When I turned on the radio, there was an item about the report on end of life care provision by the CEO of Marie Curie Cancer Care, Thomas Hughes-Hallett. He was talking about it at 7.10, and then, an hour later, there was a discussion about it with Care Services Minister, Paul Burstow, and the palliative care consultant at St Thomas' and Guy's hospitals, Rob George, introduced by a clip of Tony Bonser, describing his son, Neil's death at his home, "He died peacefully, where he wanted to be" - thanks to a Macmillan nurse's intervention, asking the right question at the right time. It was a brilliant example of how dying can be managed well - so different from the many scare stories that are peddled too often. You can hear it half way down this article. The report seems to be saying that more widely available palliative care at home and in hospices would actually save on hospital budgets and therefore not cost the NHS more. Refreshingly, the minister welcomed the government-commissioned report without reservation; unsurprisingly he wouldn't be acting on it straightaway - examining implications, pilot projects etc. But it was good to hear something really positive about end of life care.

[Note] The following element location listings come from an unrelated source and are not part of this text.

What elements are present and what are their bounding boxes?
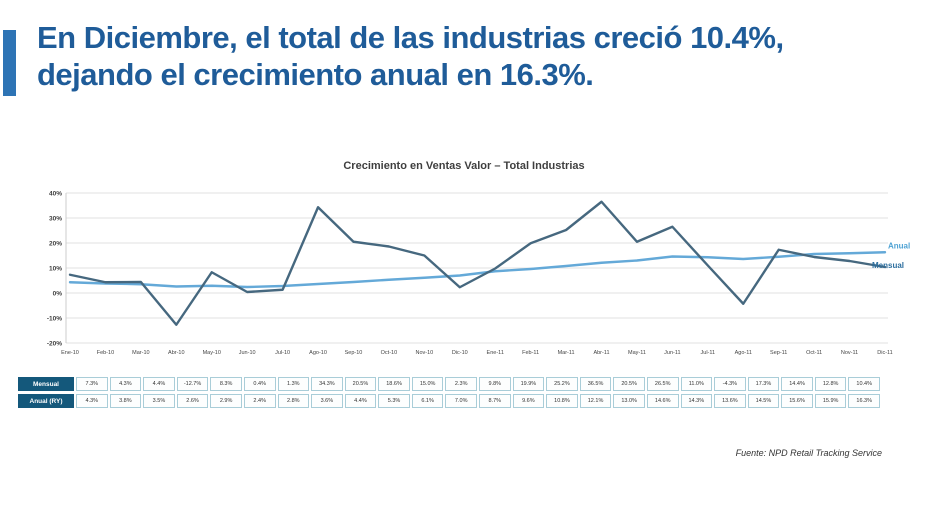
x-tick-label: Jul-10 (275, 350, 290, 356)
x-tick-label: May-11 (628, 350, 646, 356)
data-table: Mensual 7.3% 4.3% 4.4% -12.7% 8.3% 0.4% 1.3% 34.… (18, 377, 880, 408)
table-cell: 9.8% (479, 377, 511, 391)
x-tick-label: Abr-11 (593, 350, 609, 356)
table-cell: 7.0% (445, 394, 477, 408)
y-tick-label: 0% (53, 291, 63, 298)
table-cell: 4.3% (109, 377, 142, 391)
table-cell: 0.4% (243, 377, 276, 391)
table-cell: 16.3% (848, 394, 880, 408)
table-row-label: Mensual (18, 377, 74, 391)
title-accent-bar (3, 30, 16, 96)
table-cell: 2.9% (210, 394, 242, 408)
y-tick-label: -20% (47, 341, 62, 348)
x-tick-label: Nov-11 (841, 350, 858, 356)
table-cell: 3.8% (109, 394, 142, 408)
table-cell: 3.5% (143, 394, 175, 408)
growth-chart: 40% 30% 20% 10% 0% -10% -20% Ene-10 Feb-10 Mar-10… (47, 191, 910, 357)
table-cell: 13.0% (613, 394, 645, 408)
x-tick-label: Ago-11 (735, 350, 752, 356)
x-tick-label: May-10 (203, 350, 221, 356)
table-row-label: Anual (RY) (18, 394, 74, 408)
table-cell: 20.5% (344, 377, 377, 391)
chart-title: Crecimiento en Ventas Valor – Total Indu… (343, 160, 585, 172)
x-tick-label: Oct-10 (381, 350, 398, 356)
x-tick-label: Ago-10 (309, 350, 327, 356)
x-tick-label: Sep-10 (345, 350, 363, 356)
x-tick-label: Abr-10 (168, 350, 185, 356)
table-cell: 2.4% (243, 394, 276, 408)
series-line-mensual (68, 200, 887, 326)
table-cell: 36.5% (579, 377, 612, 391)
x-tick-label: Feb-11 (522, 350, 539, 356)
y-tick-label: 40% (49, 191, 62, 198)
y-tick-label: 30% (49, 216, 62, 223)
x-tick-label: Mar-10 (132, 350, 149, 356)
x-tick-label: Dic-11 (877, 350, 893, 356)
x-tick-label: Sep-11 (770, 350, 787, 356)
x-tick-label: Oct-11 (806, 350, 822, 356)
table-cell: -12.7% (176, 377, 209, 391)
x-tick-label: Mar-11 (558, 350, 575, 356)
table-cell: 12.1% (579, 394, 612, 408)
table-cell: 2.8% (277, 394, 310, 408)
table-cell: 15.9% (814, 394, 847, 408)
table-cell: 18.6% (378, 377, 410, 391)
table-cell: 4.3% (76, 394, 108, 408)
table-cell: 2.6% (176, 394, 209, 408)
table-cell: 17.3% (747, 377, 780, 391)
table-cell: 10.4% (848, 377, 880, 391)
series-line-anual (68, 251, 887, 289)
x-tick-label: Jul-11 (701, 350, 716, 356)
x-tick-label: Nov-10 (415, 350, 433, 356)
table-cell: 13.6% (714, 394, 746, 408)
table-cell: 15.0% (411, 377, 444, 391)
table-cell: 7.3% (76, 377, 108, 391)
table-cell: 14.4% (781, 377, 813, 391)
table-cell: 25.2% (546, 377, 578, 391)
table-cell: 4.4% (143, 377, 175, 391)
table-cell: 26.5% (646, 377, 679, 391)
page-title: En Diciembre, el total de las industrias… (37, 20, 784, 92)
x-tick-label: Feb-10 (97, 350, 114, 356)
x-tick-label: Ene-10 (61, 350, 79, 356)
table-cell: 6.1% (411, 394, 444, 408)
table-cell: 14.5% (747, 394, 780, 408)
y-tick-label: 20% (49, 241, 62, 248)
legend-anual: Anual (888, 241, 910, 250)
y-tick-label: 10% (49, 266, 62, 273)
table-cell: 3.6% (311, 394, 343, 408)
x-tick-label: Ene-11 (487, 350, 504, 356)
table-cell: 11.0% (680, 377, 713, 391)
table-cell: 8.3% (210, 377, 242, 391)
table-cell: 4.4% (344, 394, 377, 408)
legend-mensual: Mensual (872, 261, 904, 270)
x-tick-label: Jun-10 (239, 350, 256, 356)
x-tick-label: Jun-11 (664, 350, 680, 356)
table-cell: 34.3% (311, 377, 343, 391)
table-cell: 5.3% (378, 394, 410, 408)
table-cell: 9.6% (512, 394, 545, 408)
table-cell: -4.3% (714, 377, 746, 391)
table-cell: 10.8% (546, 394, 578, 408)
table-cell: 1.3% (277, 377, 310, 391)
table-cell: 20.5% (613, 377, 645, 391)
y-tick-label: -10% (47, 316, 62, 323)
x-tick-label: Dic-10 (452, 350, 468, 356)
table-cell: 14.3% (680, 394, 713, 408)
table-cell: 19.9% (512, 377, 545, 391)
table-cell: 8.7% (479, 394, 511, 408)
table-cell: 15.6% (781, 394, 813, 408)
table-cell: 12.8% (814, 377, 847, 391)
table-cell: 2.3% (445, 377, 477, 391)
table-cell: 14.6% (646, 394, 679, 408)
source-note: Fuente: NPD Retail Tracking Service (735, 448, 882, 458)
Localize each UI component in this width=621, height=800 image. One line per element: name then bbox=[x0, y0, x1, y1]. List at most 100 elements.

Perhaps the most encouraging point in the Today programme was the very end when John Humphrys said: "Just before we close, we've had a huge response to our item on palliative care, the care of people who are dying... very warm praise from an awful lot of listeners for Tony Bonser who spoke so passionately and with such dignity about the death of his own son, who was terrified of hospitals and did eventually, in fact, die at home. One email in particular caught our attention, Marian Nash whose father died just on Sunday. She arrived at the care home just as they were calling the ambulance, even though he would not have wanted to go to the hospital, and in the end she says, 'she fought her corner' and he died at home. She says he had a beautiful death surrounded by two of his children and with his favourite music playing in the background. 'I dread to think what his end would have been in hospital.' And that's what so many people have been saying. And every single email we've had,... from people who've had experience of hospices , says how wonderful they have been and how great care workers have been at home." Maybe the BBC is learning to give the silent majority its voice - or maybe the silent majority is finding its voice.
That wasn't all. The Chief Rabbi, Jonathan Sacks, a good argument for Judaism, was giving Thought for the Day. He was reflecting on the prevailing mood of pessimism and on actually how blessed we are. We may be preoccupied with cut-backs and pensions, but in a global and historical perspective (he mentioned his parents and grandparents who, I guess, were in mid 20th century Europe) "The lot has fallen to me in a pleasant place," he quoted from the Psalms, "I have a goodly heritage." Amen, that's true.
Aung San Suu Kyi, who gave the first of this year's Reith lectures on Tuesday morning. What a brave woman! 21 years under house arrest, refusing to leave Burma for fear of not being let back in - even at the cost of seeing her two sons and not being able to see her dying husband. We take so much for granted, and we gripe about such insignificant things.